Job Title: CEO and Founder

Location: Bracknell, UK

Peter Olive is the founder and CEO of Vortex 6, a company that specialises in business enablement services in the networking and IT industry. Over the course of 35 years, Peter has founded several companies in the technology industry across both Europe and Australia. Throughout his career Peter has worked closely with channel partners for many major IT vendors and as a result understands how complicated relationships with these vendors can be, in particular how difficult they are to manage. This is especially true today when the channel is operating in such a highly competitive and tough environment.


What was the most valuable piece of career advice that you received? Know what you're getting into and make sure it's right for you, don't necessarily take the first job that comes along.

What was the worst piece of business advice that you received? Just take a day off, there's no need to tell your boss.

What advice would you give to someone starting their career in IT? Make yourself stand out by being different to the masses, work harder, smarter and always be honest, never break trust.

Did you always want to work in IT? No, when I was entering work, we were still securing confidential envelopes with sealing wax and writing with quill pens. IT was science fiction to me.
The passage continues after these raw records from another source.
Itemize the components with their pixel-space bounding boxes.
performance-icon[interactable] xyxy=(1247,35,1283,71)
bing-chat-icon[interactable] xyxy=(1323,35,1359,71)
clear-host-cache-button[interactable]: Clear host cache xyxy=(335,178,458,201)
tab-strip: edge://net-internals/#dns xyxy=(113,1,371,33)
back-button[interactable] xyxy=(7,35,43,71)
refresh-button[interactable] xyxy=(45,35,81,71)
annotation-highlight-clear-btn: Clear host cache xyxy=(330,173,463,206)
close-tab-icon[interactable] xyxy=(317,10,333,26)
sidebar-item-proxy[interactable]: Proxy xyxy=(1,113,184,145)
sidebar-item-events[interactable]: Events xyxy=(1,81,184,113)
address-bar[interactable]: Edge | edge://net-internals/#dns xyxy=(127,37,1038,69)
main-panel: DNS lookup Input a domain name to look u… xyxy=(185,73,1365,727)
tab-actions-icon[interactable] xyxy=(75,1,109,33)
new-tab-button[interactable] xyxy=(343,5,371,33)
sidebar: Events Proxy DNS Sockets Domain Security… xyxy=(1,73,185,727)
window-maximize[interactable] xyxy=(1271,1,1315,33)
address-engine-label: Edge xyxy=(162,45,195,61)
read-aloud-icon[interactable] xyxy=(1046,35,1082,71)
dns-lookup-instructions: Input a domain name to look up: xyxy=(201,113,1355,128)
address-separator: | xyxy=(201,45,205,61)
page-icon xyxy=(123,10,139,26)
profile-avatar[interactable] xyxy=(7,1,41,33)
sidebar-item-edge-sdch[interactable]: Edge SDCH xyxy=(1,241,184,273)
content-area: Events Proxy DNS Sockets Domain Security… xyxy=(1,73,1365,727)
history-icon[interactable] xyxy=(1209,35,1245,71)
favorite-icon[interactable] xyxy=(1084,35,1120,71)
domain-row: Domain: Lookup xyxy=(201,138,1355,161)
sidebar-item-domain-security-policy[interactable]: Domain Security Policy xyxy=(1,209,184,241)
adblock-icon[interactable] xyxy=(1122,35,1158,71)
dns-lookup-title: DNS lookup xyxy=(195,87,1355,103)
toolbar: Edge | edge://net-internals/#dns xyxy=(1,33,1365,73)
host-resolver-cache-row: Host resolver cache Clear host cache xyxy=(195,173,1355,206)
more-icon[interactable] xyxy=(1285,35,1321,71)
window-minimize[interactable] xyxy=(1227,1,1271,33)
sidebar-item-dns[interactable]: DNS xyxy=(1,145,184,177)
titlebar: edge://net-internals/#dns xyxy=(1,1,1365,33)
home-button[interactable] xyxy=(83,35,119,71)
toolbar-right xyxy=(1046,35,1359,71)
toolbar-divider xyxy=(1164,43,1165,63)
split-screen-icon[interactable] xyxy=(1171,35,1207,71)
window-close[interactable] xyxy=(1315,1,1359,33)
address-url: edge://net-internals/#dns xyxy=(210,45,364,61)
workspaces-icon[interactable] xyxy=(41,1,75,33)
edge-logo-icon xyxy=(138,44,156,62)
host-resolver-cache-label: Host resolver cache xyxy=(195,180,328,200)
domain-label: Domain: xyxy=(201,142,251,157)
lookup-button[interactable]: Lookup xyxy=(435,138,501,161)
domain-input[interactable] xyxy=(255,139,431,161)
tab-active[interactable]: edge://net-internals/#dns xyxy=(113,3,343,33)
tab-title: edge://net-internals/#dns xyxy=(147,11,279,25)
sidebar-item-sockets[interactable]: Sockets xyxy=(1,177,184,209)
What was your first job in IT? Selling HR and payroll bureau (now known as cloud) systems to major corporates in Sydney.

What are some common misconceptions about working in IT? That it's easy and you'll make a ton of money before you're 40.

What tips would you give to someone aiming for a c-level position? Firstly, check that it's really what you want to do, it sounds glamorous but the reality can be different. If after all that you still want to get to that level, then get experience in as many areas of the business that you can, knowing how the financials work, being able to sell to and support clients will go a long way to making it happen.

What are your career ambitions and have you reached them yet? I'm nearer the end of my career than the start, I'm happy with what I've achieved and where I am.

Do you have a good work life balance in your current role? It depends on your perspective. I'm at work in my head 7 days a week because it's my own business and that's the only way you can be if you're going to be a success. I probably shouldn't be doing the hours I am now and therefore I would say my work life balance is not as good as I would like.

What, if anything, would you change about the route your career path has taken? I don't even think about that, I can't change it so it's wasted energy contemplating the answer to that question.

Which would you recommend: A coding bootcamp or a computer science degree? If you're going down a technical career path then either is good, I don't think there's a right or wrong path.

How important are specific certifications? If you're technical or in finance - very. If you're non-technical they carry little weight for me.

What are the three skills or abilities you look for in prospective candidates? In order of importance - Attitude, attitude, attitude.

What would put you off a candidate? Unstable work history, having a sense of expectation without being prepared to work for it, unrealistic expectations, poor spoken English and a lack of energy and positivity.

What are the most common mistakes made by candidates in an interview? How can those mistakes be avoided?

My pet topics at the moment:

1. Lack of preparation - how can you decide whether a job or company is right for you if you don't research them. Candidates should be interviewing the employer as well, after all it's their future.

2. 90% of candidates treat the first interview as a discovery meeting, do your research and know what you're walking in to.

3. Lack of clarity about what they want to do.

4. No questions - it demonstrates a lack curiosity about making what could be a life changing decision. Inexplicable why candidates generally don't ask questions. In summary, understand what you want to do and prepare properly so you can make an informed decision should you be fortunate enough to be offered the job.

Do you think it is better to have technical or business skills - or a mix of both? Again, it depends on what you want to do. I know great CEO's from both backgrounds, if I had to choose, I'd say a mix of both.